Flávio Bolsonaro entrou no Jornal Nacional não para enfrentar os fatos, mas para tentar substituí-los por uma narrativa cuidadosamente construída para consumo eleitoral. O resultado foi uma verdadeira seleção de mentiras, distorções, omissões e versões convenientemente adaptadas à sua campanha.
O mais impressionante é que ele sequer parece ter se dado ao trabalho de construir aquelas tradicionais “meias verdades”, nas quais se mistura um pedaço de fato com uma boa dose de manipulação. Não. Em vários momentos, Flávio simplesmente afirmou coisas que colidem frontalmente com os registros disponíveis.
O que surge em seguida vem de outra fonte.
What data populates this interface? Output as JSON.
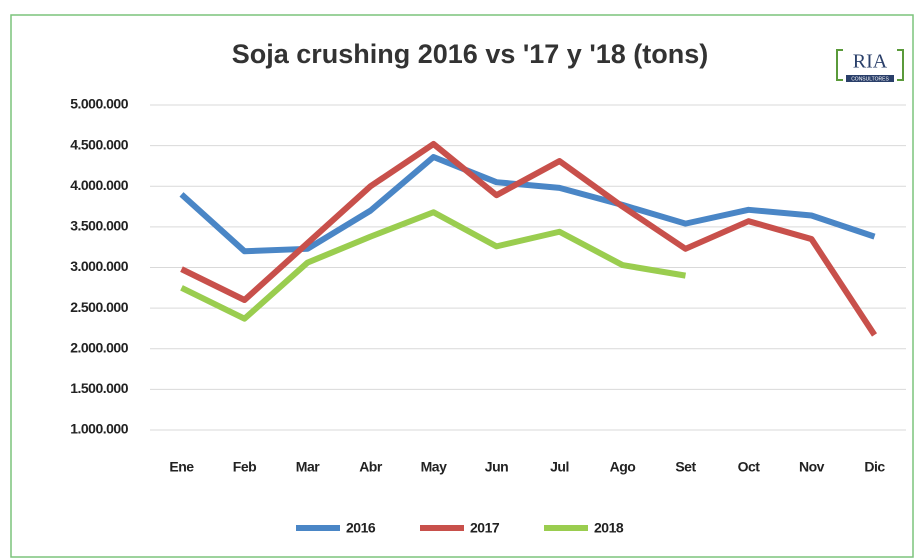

As checagens publicadas depois da entrevista identificaram uma sequência de declarações falsas ou enganosas.
No caso do filme Dark Horse, por exemplo, Flávio afirmou que as informações relevantes já eram públicas, quando não havia prestação de contas pública que comprovasse o destino dos recursos. Também tentou transformar em uma banalidade a relação financeira envolvendo Daniel Vorcaro, embora a própria documentação conhecida e as reportagens sobre o caso apontem para uma história muito mais complexa.
E não parou aí. Vieram as versões sobre Adriano da Nóbrega, o negacionismo climático, as urnas eletrônicas, o Pix, o 8 de Janeiro e a atuação do próprio Flávio em questões relacionadas ao Banco Master. Em diferentes pontos, a realidade documentada simplesmente não cabia na narrativa que ele pretendia vender ao telespectador.
É justamente aí que está o problema. Uma entrevista presidencial deveria ser um confronto entre propostas, fatos e responsabilidades. Não pode se transformar em um palco no qual o candidato lança uma afirmação atrás da outra e deixa para o público a tarefa de descobrir, depois, onde termina o discurso político e começa a falsificação da realidade.
E basta uma busca simples para desmontar boa parte desse turbilhão de versões. É só colocar no Google cada uma das frases ditas por Flávio no JN e confrontá-las com documentos, registros públicos e checagens jornalísticas. A narrativa começa a desmoronar em questão de minutos.
O problema, portanto, não é apenas Flávio Bolsonaro ter mentido. É a estratégia política por trás da mentira: falar com tanta segurança que o espectador possa confundir convicção com verdade. Repetir uma versão até que ela pareça um fato. Apresentar a própria narrativa como se fosse a realidade e apostar que ninguém terá tempo ou disposição para conferir.
Mas tem um detalhe inconveniente para essa estratégia: os fatos continuam existindo.
E os fatos não precisam de performance, gestual ou discurso ensaiado. Basta confrontá-los com aquilo que Flávio disse no JN.
Quando isso é feito, sobra muito pouco da entrevista além de uma sucessão de versões convenientes, omissões e afirmações que não resistem ao primeiro contato com a realidade.